Gwyn pulled his fingers through his luxuriant moustache. ‘Possible – but where would outlaws get a decent vessel? Only by raiding a village or port and stealing one, and there’s no reports of such a crime in the West Country.’

As they rode, they discussed other possibilities. Perhaps the pirates had come across from Wales, Ireland or even Brittany, but Alain had been adamant that his attackers had spoken English, which ruled out any incursions from the Celtic countries.

A score of men and boys passed them in the opposite direction, going back to Appledore after attending the fortnightly manor court as witnesses, jurors and appellants. They gave curious and somewhat frightened looks at the party of armed strangers coming from their village, but apart from muttered acknowledgements and tugging at forelocks they trudged past as fast as they could.

‘That lot doesn’t look as if it could ambush a ship,’ muttered Gwyn. ‘Stealing a couple of pigs would be about their limit.’

By now they had returned to Bideford. The small town had half a dozen vessels grounded along its quayside and the rising tide was beginning to lift some of them off the muddy sand. Gwyn’s nautical eye scanned each intently for six sets of oar pins, but they all seemed innocent of such additions.

The town’s defences were an earthbank topped by an old wooden stockade, though the three gates had been rebuilt in stone. Richard de Grenville lived in a small castle, which was more a fortified manor house, but he was absent from his domains in Winchester, petitioning the Chancellor, Walter Longchamp, about some land dispute. His wife and family had gone with him, leaving his steward in charge, who had presided over the court that day. Now he pressed the coroner to food and drink and invited the party to stay overnight. While eating good bread and cheese and drinking some of de Grenville’s best wine in the castle hall, John broached the matter of piracy with him.

A burly man of about de Wolfe’s own age, with a black beard and moustache, the steward answered, ‘We suffered the loss of a vessel last year. Some say it sank after leaving here for Bude, but we never found any signs of the wreck.’

‘So why d’you think it was pirated?’ asked John.

‘One dead body was washed up on Braunton Sands a fortnight later. He had wounds that I’m sure were from an axe or cleaver. Some said they were due to being pounded on rocks by the waves, but there are no rocks where he was found. And I say the injuries were from a sharp-edged weapon.’

‘That was before you had a coroner to look into it,’ said de Wolfe. ‘Almost the same thing has happened near Ilfracombe and we need to find who’s responsible – then hang them!’ He told the steward bluntly, that Appledore had been under suspicion, but this raised a laugh rather than indignation. ‘Those dolts couldn’t capture a coracle full of nuns, let alone a merchant vessel! It’s a wonder they can find the sea with their fishing boats, they’re that stupid. It’s the in-breeding, you see, in a place so small and remote.’

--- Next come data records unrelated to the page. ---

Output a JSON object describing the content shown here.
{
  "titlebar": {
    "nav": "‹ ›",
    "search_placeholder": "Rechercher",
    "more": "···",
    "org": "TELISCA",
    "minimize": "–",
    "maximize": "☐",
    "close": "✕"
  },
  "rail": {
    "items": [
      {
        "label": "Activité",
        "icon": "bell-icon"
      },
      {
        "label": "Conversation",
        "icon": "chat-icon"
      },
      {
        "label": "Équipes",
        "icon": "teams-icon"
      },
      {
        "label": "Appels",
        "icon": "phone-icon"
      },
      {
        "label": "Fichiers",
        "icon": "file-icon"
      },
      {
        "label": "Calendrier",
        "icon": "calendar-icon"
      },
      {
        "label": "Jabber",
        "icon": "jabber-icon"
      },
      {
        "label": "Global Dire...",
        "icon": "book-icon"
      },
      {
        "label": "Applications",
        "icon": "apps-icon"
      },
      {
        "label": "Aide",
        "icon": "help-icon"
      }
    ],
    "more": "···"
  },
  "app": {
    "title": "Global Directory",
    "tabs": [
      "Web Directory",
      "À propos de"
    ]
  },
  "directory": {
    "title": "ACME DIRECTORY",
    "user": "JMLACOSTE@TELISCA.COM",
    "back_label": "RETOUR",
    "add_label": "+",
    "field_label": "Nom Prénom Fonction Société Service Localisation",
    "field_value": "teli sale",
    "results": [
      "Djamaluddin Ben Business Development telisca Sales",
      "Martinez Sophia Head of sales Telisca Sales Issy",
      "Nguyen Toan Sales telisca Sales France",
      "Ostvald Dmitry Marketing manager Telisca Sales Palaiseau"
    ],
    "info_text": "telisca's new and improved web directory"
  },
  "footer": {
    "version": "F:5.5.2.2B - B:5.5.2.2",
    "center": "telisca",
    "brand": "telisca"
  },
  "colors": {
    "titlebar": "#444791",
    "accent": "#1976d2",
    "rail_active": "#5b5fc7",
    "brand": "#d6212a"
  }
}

As half the hamlets in England were equally small and remote, de Wolfe wondered why the steward had such contempt for this particular village, but before he could pursue it, de Grenville’s henchman went back to piracy. ‘Don’t waste your time looking at places like Appledore, Crowner. I know damn fine who took our vessel – and I’m sure the same goes for the one at Ilfracombe.’ He paused for effect, his dark eyes staring into de Wolfe’s. ‘De Marisco, he’s the man you want. Not that you can ever get near him, stuck out there on his rock of Lundy. He thinks he’s not part of England – nor does he take any notice of its laws. His men are a bunch of bloody brigands and pirates. You need look no further than them.’

His air of conviction was impressive and de Wolfe began to think that he was probably right.